The London inter-bank offered rate (Libor), which is the benchmark for more than $350 trillion (£180trn) of derivatives and corporate bonds, has been under the spotlight since it spiked up at the start of the credit crunch last summer. The cost of lending between banks rocketed as they hoarded cash while liquidity drained from the system.

The BBA has brought forward a regular review of banks on its Libor panel. The Foreign Exchange and Money Markets Committee, whose 13 members are kept secret to protect them from pressure from Libor users, will also consider a review prepared by John Ewan, the BBA's director of wholesale markets.

Libor is set using a daily survey of 16 panel banks that report the rates they pay to borrow from each other in different currencies and for varying lengths of time. The system has been the industry standard for measuring banks' cost of borrowing since it was established 24 years ago.

The BBA makes money from Libor by licensing data providers to use the rates. The system faces competition from Icap, the inter-dealer broker, which is working on a rival method. Icap's system would survey at least 24 anonymous banks for the cost of lending to a representative bank, rather than asking for their own borrowing costs.

Industry sources said options for improving Libor included expanding the panel of banks, making them anonymous and reflecting the price of lending asked by money market funds, which are key players in providing funding to banks. The Bank for International Settlements said in March that some banks that provide information for the rate may have understated borrowing costs. Banks might have done this to avoid being stigmatised for appearing riskier than their rivals.

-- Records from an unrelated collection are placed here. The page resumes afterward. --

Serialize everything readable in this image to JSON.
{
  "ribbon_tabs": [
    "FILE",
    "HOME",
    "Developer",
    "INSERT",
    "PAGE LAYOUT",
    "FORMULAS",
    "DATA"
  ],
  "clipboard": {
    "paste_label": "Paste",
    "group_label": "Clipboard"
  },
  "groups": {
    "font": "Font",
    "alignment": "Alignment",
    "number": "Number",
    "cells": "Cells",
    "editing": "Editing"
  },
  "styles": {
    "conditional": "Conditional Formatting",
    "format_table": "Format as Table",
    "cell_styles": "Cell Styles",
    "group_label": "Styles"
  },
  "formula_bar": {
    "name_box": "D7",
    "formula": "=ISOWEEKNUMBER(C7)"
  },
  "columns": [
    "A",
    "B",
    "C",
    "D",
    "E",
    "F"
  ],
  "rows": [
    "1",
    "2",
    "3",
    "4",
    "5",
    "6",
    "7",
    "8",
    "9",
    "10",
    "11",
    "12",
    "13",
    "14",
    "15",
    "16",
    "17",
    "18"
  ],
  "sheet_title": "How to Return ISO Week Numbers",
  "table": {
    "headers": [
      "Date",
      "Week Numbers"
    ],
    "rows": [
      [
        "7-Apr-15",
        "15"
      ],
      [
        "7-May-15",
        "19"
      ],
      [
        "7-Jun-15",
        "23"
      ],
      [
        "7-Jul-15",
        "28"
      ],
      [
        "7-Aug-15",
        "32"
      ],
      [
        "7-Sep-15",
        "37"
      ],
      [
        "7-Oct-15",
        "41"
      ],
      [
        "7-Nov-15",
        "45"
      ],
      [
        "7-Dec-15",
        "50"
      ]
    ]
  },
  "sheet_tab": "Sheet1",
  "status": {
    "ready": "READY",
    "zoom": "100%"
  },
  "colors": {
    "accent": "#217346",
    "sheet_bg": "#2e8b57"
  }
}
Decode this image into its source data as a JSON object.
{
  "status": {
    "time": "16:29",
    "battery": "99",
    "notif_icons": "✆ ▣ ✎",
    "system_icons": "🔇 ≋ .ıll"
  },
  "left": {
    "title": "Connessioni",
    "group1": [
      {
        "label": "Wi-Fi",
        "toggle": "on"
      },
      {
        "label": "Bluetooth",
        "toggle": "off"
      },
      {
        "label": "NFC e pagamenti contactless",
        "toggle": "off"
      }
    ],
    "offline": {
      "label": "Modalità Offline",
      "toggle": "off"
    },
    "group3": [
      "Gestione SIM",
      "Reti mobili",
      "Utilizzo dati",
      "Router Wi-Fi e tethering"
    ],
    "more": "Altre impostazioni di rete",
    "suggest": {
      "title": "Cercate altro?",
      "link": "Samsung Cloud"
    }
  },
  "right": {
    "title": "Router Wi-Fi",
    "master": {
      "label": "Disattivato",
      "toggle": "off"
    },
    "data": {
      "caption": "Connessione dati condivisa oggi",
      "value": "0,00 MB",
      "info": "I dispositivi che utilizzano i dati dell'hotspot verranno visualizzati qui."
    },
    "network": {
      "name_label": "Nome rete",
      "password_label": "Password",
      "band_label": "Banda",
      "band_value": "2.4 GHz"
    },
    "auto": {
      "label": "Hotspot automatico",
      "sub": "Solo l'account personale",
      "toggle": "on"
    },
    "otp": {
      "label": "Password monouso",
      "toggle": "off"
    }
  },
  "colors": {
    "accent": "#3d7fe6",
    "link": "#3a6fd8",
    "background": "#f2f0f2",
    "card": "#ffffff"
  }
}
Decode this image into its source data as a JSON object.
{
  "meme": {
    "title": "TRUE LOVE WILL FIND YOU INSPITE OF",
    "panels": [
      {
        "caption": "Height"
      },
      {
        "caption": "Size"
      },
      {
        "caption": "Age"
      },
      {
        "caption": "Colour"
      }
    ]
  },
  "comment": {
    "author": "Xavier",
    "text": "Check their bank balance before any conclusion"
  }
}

Tim Bond, a strategist at Barclays Capital, said yesterday that Barclays had been punished for quoting the correct rates while others massaged their figures down. "Other banks tried to push their head above the parapet on occasions as well but with every attempt you were met with a lot of rumour and innuendo," he told Bloomberg TV.

In the first week of September, Barclays quoted three-month dollar rates to the BBA above those of its peers, prompting questions about the bank's financial position and contributing to a fall in Barclays' shares.

The BBA said last month that it would throw out any member found deliberately understating rates. The Libor rate for borrowing in dollars jumped on the following two days.